Tony Blair was accused of ‘mind-boggling arrogance’ last night after claiming mass immigration made no difference to the job prospects of unemployed Britons.

The former prime minister launched a scathing attack on Nigel Farage and Ukip, saying politicians hostile to immigration were guilty of pandering to unpleasant prejudice.

They were also guilty of deceiving the public by giving the impression that the arrival of migrants from Poland and other countries harmed their job prospects.

The truth, he said, was that the ‘white, working-class, unemployed youth in alienated communities in Britain’ were held back by their own lack of education and skills.

In what many critics see as further proof that Mr Blair is positioning himself for a bid to become president of the European Council, he told an audience of business chiefs in London that it was ‘dangerous and wrong’ to blame immigrants for unemployment among British workers.

He said it was ‘a deception to tell  people they’re better off shutting down in the face of [global change] or stigmatising those different in race, colour, religion or faith’.

‘The answer to the white, working-class, unemployed youth in alienated communities in Britain is not to tell them their problems would be solved if there were fewer Polish people working in the UK. It is to provide them with the education and the skills and the  connectivity that gives them the ability to face the world’s challenges and overcome them.

‘Anything else is worse than a delusion – it actually holds them back by giving them a grievance rather than a chance. It is dangerous and wrong for leaders in British politics to think you are going to address the concerns of people worried about jobs, their future, how they get some hope and opportunity – to play into an idea that what’s holding them back is someone else coming in and taking their opportunity from them, because it isn’t true and it’s not helpful.’

He added: ‘If you look at what’s going to make this country great in the future it is to use the  connections that Britain has – its language, its position in the world, its history. If we do that, we’re going to be highly successful as a country.
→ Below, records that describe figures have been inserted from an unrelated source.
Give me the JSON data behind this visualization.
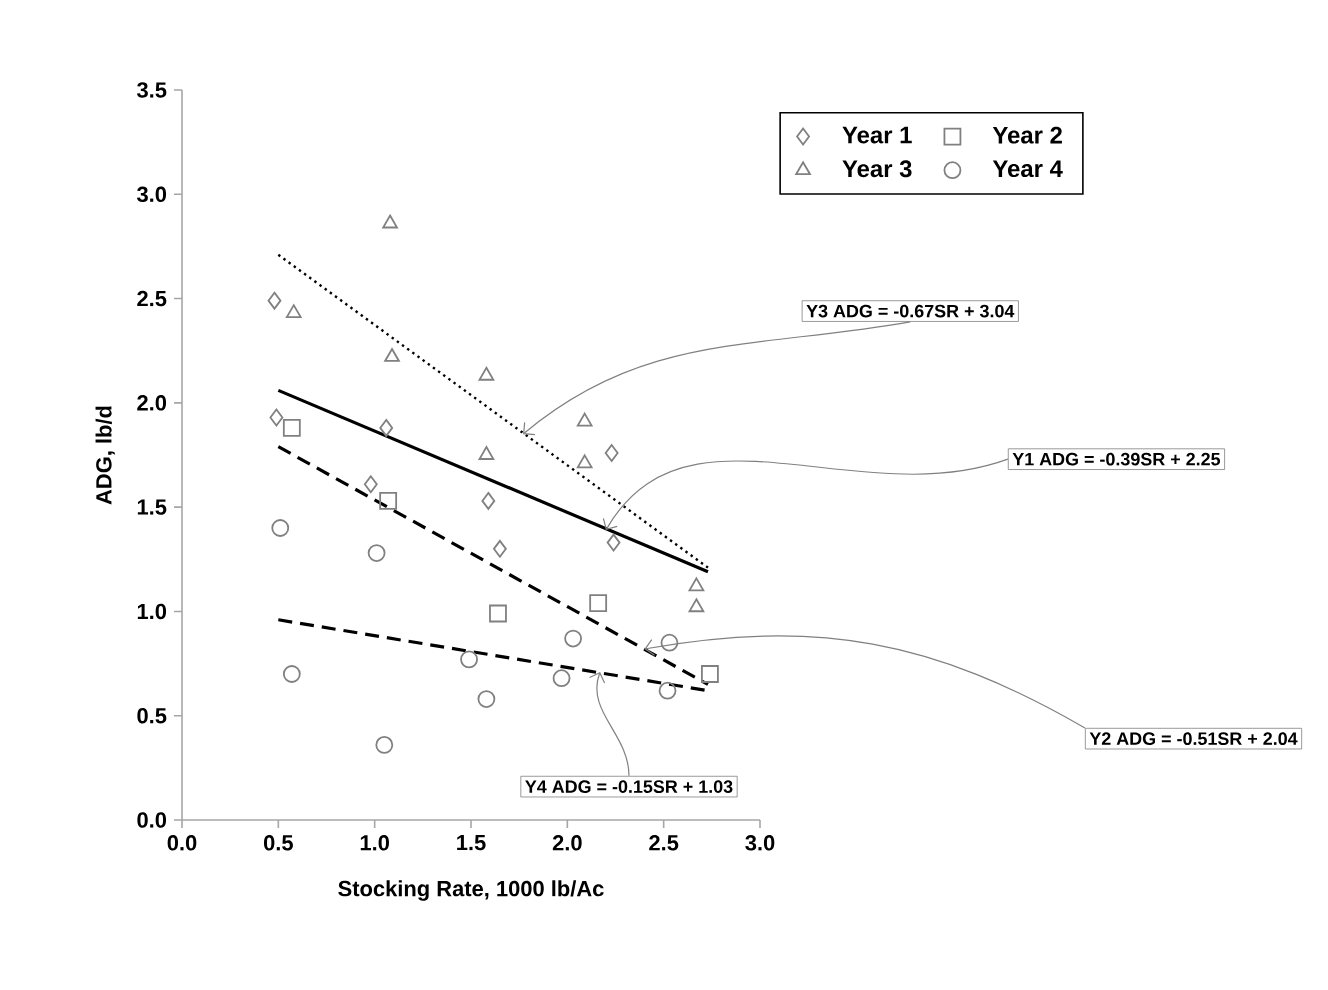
{
  "chart_data": {
    "type": "scatter",
    "xlabel": "Stocking Rate, 1000 lb/Ac",
    "ylabel": "ADG, lb/d",
    "xlim": [
      0,
      3.0
    ],
    "ylim": [
      0,
      3.5
    ],
    "xticks": [
      {
        "value": 0,
        "label": "0.0"
      },
      {
        "value": 0.5,
        "label": "0.5"
      },
      {
        "value": 1,
        "label": "1.0"
      },
      {
        "value": 1.5,
        "label": "1.5"
      },
      {
        "value": 2,
        "label": "2.0"
      },
      {
        "value": 2.5,
        "label": "2.5"
      },
      {
        "value": 3,
        "label": "3.0"
      }
    ],
    "yticks": [
      {
        "value": 0,
        "label": "0.0"
      },
      {
        "value": 0.5,
        "label": "0.5"
      },
      {
        "value": 1,
        "label": "1.0"
      },
      {
        "value": 1.5,
        "label": "1.5"
      },
      {
        "value": 2,
        "label": "2.0"
      },
      {
        "value": 2.5,
        "label": "2.5"
      },
      {
        "value": 3,
        "label": "3.0"
      },
      {
        "value": 3.5,
        "label": "3.5"
      }
    ],
    "legend": "top right",
    "series": [
      {
        "name": "Year 1",
        "color": "#808080",
        "marker": "diamond",
        "x": [
          0.48,
          0.49,
          0.98,
          1.06,
          1.59,
          1.65,
          2.23,
          2.24
        ],
        "values": [
          2.49,
          1.93,
          1.61,
          1.88,
          1.53,
          1.3,
          1.76,
          1.33
        ]
      },
      {
        "name": "Year 2",
        "color": "#808080",
        "marker": "square",
        "x": [
          0.57,
          1.07,
          1.64,
          2.16,
          2.74
        ],
        "values": [
          1.88,
          1.53,
          0.99,
          1.04,
          0.7
        ]
      },
      {
        "name": "Year 3",
        "color": "#808080",
        "marker": "triangle",
        "x": [
          0.58,
          1.08,
          1.09,
          1.58,
          1.58,
          2.09,
          2.09,
          2.67,
          2.67
        ],
        "values": [
          2.43,
          2.86,
          2.22,
          2.13,
          1.75,
          1.91,
          1.71,
          1.12,
          1.02
        ]
      },
      {
        "name": "Year 4",
        "color": "#808080",
        "marker": "circle",
        "x": [
          0.51,
          0.57,
          1.01,
          1.05,
          1.49,
          1.58,
          1.97,
          2.03,
          2.52,
          2.53
        ],
        "values": [
          1.4,
          0.7,
          1.28,
          0.36,
          0.77,
          0.58,
          0.68,
          0.87,
          0.62,
          0.85
        ]
      },
      {
        "type": "line",
        "color": "#000000",
        "line_style": "solid",
        "x": [
          0.5,
          2.73
        ],
        "values": [
          2.06,
          1.19
        ]
      },
      {
        "type": "line",
        "color": "#000000",
        "line_style": "dashed",
        "x": [
          0.5,
          2.73
        ],
        "values": [
          1.79,
          0.65
        ]
      },
      {
        "type": "line",
        "color": "#000000",
        "line_style": "dotted",
        "x": [
          0.5,
          2.73
        ],
        "values": [
          2.71,
          1.21
        ]
      },
      {
        "type": "line",
        "color": "#000000",
        "line_style": "dashed",
        "x": [
          0.5,
          2.73
        ],
        "values": [
          0.96,
          0.62
        ]
      }
    ],
    "annotations": [
      "Y3 ADG = -0.67SR + 3.04",
      {
        "text": "Y1 ADG = -0.39SR + 2.25",
        "x": 2.2,
        "y": 1.39
      },
      "Y2 ADG = -0.51SR + 2.04",
      {
        "text": "Y4 ADG = -0.15SR + 1.03",
        "x": 2.17,
        "y": 0.71
      }
    ]
  }
}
We’re never going to do it by an attitude that says we don’t like foreigners.

‘You have got to distinguish between the justifiable concerns and the desire for order and what is, in the end, a prejudice that is neither very pleasant nor very fruitful.’ Mr Blair is widely seen as having thrown open the gates to mass immigration as prime minister. In the mid-1990s, net migration was consistently around 50,000 a year. But during the 2000s it regularly topped 200,000.